Do numbers like 1080i and 32:9 get you excited?  What about online gamer-created talk shows?  For the latest Product Pipeline in “LJ’s netConnect” I’ve written a bit about the three upcoming video games systems coming out.  If you’re heard all the flap about games in libraries and would like an introduction to what many, many, many people will be doing with their leisure time, give it a read.  In addition, here’s A Brief Timeline of Home Video Game Systems

1974 – Atari Pong
1977 – Atari 2600
1982 – ColecoVision
1985 – Nintendo Entertainment System
1985 – Sega Master System
1989 – Sega Genesis
1988 – Atari Lynx (Portable)
1988 – Nintendo Game Boy (Portable)
1991 – Super Nintendo Entertainment System
1995 – Sony PlayStation
1996 – Nintendo 64
2000 – Sony PlayStation 2 (PS2)
2001 – Microsoft Xbox
2001 – Nintendo GameCube
2004 – Nintendo DS (Portable)
2005 – Sony PSP (PlayStation Portable)
Q4 2005 – Xbox 360
April 2006 (expected) – PlayStation 3
2006 (expected) – Nintendo Revolution

testing, testing again

Now I’m testing Flock’s Flickr tool (say that ten times fast). Using the browser’s blog authoring tool, it is possible to pull up one’s (or anyone’s) photos on Flickr. The pictures can then be dragged-and-dropped into a blog post. I’ll choose to post one of my dog in his Halloween costume. I give you Darth Mao:

darth mao

Interesting to note that the search box in Flock defaults to Yahoo! Could they be poising themselves for a buy-out already? Other options in the search box are google, amazon, ebay, technorati, and wikipedia.

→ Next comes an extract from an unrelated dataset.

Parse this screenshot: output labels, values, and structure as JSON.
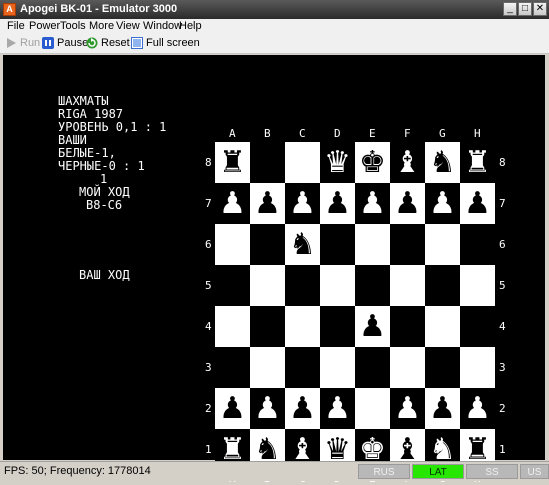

Speaking of wikipedia, tonight the Periodicals librarian beat me to the punch answering a reference question about the usage of a word. She found an answer on wikipedia while I was walking to the dictionary. I tell ya, give’em an inch… 😉 She was pleased and so was I.

One more thought about Flock, or the concept of a highly personalized browser in general. Let’s say, like I have, that I set up my browser to interact with my Flickr account, blogs, del.icio.us bookmarks, and maybe things like RSS feeds and email. I’m sure other things might pop up too like calendar and netflix widgets. This is fine and dandy when I’m on my own machine, but what happens when I’m using a computer at a friend’s house? I won’t have access to my information powerhouse browser, and in fact, I might be invading his space by using a browser with all of his details. Perhaps when this stuff matures, browsers will have a login process to present you with all of your personal goodness and all of the conversations your web applications are having with each other. Right now, though, this seems like a terrifying prospect. Would you give Internet Explorer all of your usernames and passwords *for storage on the web?* Heck no.